18 Mart 2014 Salı

Kar Kokusu

Hayat Denen Oyun kitabıyla mücadelem sonucu yaşadığım hezimetten sonra hem dişime göre, hem de okumaktan keyif alacağım bir kitap seçeyim dedim.

Geçen haftaki "hava soğuyacak, kar geliyor" konulu meteorolojik uyarıları da dikkate alarak konsepte uygun olsun diye Ahmet Ümit'ten Kar Kokusu'nu seçtim.


Tamam kar yağmadı belki ama ben kitabı okurken adeta karlar içindeymişim gibi kokusunu hissettim.

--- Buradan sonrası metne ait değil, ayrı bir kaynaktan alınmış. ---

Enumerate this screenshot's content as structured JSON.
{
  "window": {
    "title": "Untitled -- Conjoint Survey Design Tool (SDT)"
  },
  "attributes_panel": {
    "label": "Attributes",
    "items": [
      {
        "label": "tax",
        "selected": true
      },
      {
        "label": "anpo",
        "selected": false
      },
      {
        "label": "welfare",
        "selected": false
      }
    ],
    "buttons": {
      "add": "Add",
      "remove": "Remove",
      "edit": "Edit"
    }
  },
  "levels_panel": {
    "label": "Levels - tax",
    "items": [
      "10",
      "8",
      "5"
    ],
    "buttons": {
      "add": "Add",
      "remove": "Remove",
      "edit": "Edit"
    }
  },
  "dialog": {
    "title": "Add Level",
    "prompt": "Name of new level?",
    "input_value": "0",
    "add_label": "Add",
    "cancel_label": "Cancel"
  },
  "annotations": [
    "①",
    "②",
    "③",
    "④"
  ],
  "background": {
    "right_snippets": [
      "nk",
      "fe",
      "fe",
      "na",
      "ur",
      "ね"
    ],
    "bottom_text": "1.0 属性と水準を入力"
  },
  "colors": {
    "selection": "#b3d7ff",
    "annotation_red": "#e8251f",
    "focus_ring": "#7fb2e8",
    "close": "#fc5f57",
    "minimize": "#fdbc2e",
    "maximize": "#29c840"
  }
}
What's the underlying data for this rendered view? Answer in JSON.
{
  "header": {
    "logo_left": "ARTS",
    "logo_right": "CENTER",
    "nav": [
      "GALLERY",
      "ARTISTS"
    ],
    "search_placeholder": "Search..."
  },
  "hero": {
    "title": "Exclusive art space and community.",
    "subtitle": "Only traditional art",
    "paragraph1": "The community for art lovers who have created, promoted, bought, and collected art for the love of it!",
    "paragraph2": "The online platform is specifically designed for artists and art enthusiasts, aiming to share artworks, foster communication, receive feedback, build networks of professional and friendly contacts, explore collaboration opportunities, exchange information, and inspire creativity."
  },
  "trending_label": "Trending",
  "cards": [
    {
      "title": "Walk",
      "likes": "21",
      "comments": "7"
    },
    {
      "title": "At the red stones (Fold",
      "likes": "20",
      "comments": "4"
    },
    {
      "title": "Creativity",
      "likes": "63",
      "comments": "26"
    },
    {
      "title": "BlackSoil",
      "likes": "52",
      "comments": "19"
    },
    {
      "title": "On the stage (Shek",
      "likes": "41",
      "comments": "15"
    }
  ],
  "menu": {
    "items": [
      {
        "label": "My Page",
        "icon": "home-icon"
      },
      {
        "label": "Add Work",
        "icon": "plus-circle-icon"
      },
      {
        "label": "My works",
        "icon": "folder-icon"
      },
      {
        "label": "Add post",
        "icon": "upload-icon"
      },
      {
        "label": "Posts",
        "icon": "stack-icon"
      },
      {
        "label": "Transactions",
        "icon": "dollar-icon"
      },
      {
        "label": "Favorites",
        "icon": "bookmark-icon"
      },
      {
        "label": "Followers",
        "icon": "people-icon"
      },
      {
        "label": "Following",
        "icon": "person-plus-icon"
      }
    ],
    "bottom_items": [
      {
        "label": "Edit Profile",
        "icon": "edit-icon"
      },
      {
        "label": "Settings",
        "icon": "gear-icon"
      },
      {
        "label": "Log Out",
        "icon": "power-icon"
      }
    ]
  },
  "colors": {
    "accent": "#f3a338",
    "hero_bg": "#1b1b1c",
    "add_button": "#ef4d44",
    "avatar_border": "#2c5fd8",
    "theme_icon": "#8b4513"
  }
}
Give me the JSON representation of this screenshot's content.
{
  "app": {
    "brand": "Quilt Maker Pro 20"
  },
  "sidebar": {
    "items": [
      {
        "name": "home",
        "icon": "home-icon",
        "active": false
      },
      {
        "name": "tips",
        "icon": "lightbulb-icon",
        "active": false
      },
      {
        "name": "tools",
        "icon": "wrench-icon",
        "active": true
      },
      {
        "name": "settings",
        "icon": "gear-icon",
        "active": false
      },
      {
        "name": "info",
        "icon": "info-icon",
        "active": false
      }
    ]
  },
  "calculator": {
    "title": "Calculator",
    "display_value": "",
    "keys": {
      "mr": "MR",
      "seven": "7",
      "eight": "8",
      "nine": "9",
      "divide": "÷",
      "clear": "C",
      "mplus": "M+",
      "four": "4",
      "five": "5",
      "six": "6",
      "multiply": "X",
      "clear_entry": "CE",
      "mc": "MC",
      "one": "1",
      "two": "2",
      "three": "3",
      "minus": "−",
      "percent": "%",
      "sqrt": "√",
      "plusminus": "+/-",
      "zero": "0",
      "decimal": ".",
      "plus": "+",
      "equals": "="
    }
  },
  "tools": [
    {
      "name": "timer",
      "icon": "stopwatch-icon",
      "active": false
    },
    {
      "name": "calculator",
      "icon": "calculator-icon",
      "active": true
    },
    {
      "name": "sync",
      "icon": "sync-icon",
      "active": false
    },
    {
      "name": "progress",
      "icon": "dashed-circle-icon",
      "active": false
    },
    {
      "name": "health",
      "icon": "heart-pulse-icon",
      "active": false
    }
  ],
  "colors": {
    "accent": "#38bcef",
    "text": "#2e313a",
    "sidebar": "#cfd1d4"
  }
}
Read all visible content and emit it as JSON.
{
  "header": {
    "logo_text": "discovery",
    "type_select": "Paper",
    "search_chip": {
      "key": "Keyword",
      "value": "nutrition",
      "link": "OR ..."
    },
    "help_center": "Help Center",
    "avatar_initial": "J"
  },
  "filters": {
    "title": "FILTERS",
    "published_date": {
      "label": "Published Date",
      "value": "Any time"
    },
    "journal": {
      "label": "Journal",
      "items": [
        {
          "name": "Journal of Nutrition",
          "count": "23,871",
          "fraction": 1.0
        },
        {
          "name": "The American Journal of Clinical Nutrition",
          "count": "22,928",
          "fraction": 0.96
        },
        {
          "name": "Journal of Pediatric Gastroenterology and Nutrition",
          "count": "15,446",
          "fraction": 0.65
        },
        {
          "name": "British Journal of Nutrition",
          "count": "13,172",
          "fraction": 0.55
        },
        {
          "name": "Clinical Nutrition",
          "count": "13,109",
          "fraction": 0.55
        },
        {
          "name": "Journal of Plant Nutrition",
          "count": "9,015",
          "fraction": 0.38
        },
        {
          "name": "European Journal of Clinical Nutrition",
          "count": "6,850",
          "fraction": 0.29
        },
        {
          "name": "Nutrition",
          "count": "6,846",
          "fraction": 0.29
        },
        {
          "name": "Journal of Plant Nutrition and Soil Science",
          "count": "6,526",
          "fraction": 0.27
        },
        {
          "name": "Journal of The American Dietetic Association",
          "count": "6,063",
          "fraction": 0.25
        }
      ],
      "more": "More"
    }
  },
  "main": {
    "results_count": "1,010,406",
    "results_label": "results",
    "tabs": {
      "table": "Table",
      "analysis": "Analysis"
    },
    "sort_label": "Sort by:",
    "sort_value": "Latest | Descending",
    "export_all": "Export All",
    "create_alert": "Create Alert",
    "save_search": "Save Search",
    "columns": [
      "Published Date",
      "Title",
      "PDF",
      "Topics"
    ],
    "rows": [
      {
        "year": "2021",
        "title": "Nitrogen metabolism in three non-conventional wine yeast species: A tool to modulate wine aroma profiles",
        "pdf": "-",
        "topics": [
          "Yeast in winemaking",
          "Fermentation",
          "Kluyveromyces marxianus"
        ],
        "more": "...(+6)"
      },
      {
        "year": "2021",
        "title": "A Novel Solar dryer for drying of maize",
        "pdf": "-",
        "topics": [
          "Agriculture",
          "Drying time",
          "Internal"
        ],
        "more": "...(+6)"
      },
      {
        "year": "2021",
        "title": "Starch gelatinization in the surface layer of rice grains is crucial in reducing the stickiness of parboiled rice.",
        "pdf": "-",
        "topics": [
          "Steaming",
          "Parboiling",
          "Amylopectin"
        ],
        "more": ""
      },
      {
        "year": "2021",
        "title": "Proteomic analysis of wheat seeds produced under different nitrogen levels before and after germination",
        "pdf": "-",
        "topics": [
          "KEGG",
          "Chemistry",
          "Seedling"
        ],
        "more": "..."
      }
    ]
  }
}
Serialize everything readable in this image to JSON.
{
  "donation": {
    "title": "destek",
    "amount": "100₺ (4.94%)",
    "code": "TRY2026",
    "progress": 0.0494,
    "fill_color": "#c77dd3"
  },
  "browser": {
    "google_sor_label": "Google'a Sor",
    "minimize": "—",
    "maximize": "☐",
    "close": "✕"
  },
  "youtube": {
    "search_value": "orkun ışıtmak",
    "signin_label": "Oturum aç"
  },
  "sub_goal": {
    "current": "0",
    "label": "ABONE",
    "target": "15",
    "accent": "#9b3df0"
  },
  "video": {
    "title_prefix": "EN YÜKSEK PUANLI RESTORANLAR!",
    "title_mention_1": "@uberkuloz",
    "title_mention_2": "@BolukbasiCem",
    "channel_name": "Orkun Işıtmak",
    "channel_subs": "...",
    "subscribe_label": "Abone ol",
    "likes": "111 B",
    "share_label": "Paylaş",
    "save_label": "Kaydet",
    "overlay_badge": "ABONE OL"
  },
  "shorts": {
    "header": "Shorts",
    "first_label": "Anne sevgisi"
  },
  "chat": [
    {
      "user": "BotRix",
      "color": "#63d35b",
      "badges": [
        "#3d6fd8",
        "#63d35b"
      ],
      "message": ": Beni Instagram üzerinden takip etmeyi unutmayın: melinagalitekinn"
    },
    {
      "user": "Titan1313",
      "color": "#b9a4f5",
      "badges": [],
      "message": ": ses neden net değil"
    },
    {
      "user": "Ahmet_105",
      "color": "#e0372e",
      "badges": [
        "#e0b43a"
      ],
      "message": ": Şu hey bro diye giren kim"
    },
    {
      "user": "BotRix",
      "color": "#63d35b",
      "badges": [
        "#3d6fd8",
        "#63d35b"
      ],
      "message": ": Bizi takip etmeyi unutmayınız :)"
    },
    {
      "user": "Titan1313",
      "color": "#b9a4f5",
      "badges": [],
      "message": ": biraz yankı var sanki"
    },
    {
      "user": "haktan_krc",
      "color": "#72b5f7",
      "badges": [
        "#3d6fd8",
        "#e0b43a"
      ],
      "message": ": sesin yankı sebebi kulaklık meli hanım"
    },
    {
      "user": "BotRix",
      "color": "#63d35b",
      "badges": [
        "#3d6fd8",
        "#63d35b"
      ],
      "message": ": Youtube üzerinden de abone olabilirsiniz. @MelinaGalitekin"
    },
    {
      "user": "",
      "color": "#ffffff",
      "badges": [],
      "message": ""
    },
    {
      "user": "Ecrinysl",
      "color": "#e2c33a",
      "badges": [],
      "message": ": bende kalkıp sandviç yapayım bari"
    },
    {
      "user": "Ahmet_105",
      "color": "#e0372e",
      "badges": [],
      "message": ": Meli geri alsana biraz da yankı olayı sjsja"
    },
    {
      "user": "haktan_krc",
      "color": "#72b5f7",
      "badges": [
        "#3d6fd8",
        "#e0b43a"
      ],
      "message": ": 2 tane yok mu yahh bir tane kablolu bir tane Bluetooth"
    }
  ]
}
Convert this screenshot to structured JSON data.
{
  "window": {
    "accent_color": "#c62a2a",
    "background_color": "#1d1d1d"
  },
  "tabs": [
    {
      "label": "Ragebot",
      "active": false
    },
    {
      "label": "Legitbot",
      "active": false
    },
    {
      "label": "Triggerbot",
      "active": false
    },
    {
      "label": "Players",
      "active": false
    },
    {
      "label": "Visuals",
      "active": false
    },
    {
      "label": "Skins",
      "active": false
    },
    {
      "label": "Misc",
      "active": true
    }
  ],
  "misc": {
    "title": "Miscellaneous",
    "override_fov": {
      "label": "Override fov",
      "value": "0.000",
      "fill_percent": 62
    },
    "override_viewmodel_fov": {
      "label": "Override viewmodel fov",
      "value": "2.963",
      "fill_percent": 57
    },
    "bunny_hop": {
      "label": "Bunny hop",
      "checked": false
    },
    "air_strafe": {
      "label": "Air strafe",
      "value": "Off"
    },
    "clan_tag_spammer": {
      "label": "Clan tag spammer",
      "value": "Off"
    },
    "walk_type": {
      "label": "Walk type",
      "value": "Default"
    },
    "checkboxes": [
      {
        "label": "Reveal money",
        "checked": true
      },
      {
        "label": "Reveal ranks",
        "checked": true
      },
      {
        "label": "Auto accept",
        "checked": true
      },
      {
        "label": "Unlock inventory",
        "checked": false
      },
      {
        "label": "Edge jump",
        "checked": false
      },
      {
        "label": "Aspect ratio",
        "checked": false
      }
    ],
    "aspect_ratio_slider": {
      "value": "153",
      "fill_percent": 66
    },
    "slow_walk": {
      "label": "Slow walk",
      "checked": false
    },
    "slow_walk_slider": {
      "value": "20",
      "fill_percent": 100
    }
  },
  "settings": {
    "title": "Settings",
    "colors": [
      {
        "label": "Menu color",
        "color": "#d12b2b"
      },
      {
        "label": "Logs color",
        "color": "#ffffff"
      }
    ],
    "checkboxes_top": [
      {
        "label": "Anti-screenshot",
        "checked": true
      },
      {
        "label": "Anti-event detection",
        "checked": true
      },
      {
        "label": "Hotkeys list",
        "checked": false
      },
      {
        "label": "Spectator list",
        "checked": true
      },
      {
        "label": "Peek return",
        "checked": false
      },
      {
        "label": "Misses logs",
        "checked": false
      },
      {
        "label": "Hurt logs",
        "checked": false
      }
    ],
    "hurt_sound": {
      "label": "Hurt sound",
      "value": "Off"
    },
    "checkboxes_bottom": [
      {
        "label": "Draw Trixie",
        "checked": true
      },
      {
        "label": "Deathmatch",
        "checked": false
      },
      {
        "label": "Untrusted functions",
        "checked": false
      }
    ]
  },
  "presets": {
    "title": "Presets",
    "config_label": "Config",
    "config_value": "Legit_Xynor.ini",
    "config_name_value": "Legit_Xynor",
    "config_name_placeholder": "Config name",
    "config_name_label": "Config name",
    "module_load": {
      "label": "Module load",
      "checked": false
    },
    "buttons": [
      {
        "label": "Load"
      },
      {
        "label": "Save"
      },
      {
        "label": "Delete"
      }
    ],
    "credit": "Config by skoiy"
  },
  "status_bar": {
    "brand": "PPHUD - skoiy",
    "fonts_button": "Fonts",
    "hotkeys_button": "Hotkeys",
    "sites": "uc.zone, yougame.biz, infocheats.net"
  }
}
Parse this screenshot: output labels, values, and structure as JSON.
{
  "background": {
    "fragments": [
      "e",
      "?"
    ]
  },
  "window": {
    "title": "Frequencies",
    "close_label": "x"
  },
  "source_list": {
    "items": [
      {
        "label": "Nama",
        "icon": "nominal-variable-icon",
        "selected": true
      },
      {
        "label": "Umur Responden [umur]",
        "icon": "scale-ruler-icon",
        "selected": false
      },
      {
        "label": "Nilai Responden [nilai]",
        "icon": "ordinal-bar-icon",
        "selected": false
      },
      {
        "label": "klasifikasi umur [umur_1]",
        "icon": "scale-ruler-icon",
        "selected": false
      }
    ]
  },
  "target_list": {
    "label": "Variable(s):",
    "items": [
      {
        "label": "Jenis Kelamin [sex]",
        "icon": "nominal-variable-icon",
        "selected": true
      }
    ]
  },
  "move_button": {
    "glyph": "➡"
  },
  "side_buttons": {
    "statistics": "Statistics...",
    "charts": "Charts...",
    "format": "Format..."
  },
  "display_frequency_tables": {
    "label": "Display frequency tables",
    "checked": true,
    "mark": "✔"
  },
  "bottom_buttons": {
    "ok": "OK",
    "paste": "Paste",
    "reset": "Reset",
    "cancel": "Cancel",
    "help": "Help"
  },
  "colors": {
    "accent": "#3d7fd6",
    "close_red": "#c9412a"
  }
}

Bilmeyenler için hikayenin kısa özeti: 1985 yılında Moskova'ya eğitime gitmiş bir grup TKP'li. Grupta peşpeşe işlenen iki cinayet. Cinayetlerde darbecilerin parmağı. Olayı aydınlatmaya çalışan Rus istihbaratçıların iç hesaplaşması. Hatta inanmazsınız komunizm eleştirisi bile var. Yani bana var gibi geldi, yoksa bütün kitabı baştan okumam gerkecek.

Her zamanki gibi çok akıcı yazılmış, heyecanı sonuna kadar koruyan, sürükleyici bir Ahmet Ümit romanı. Bu sefer arka planda komünizm ve darbe yıllarında gizli bir yeraltı örgütü haline gelen TKP.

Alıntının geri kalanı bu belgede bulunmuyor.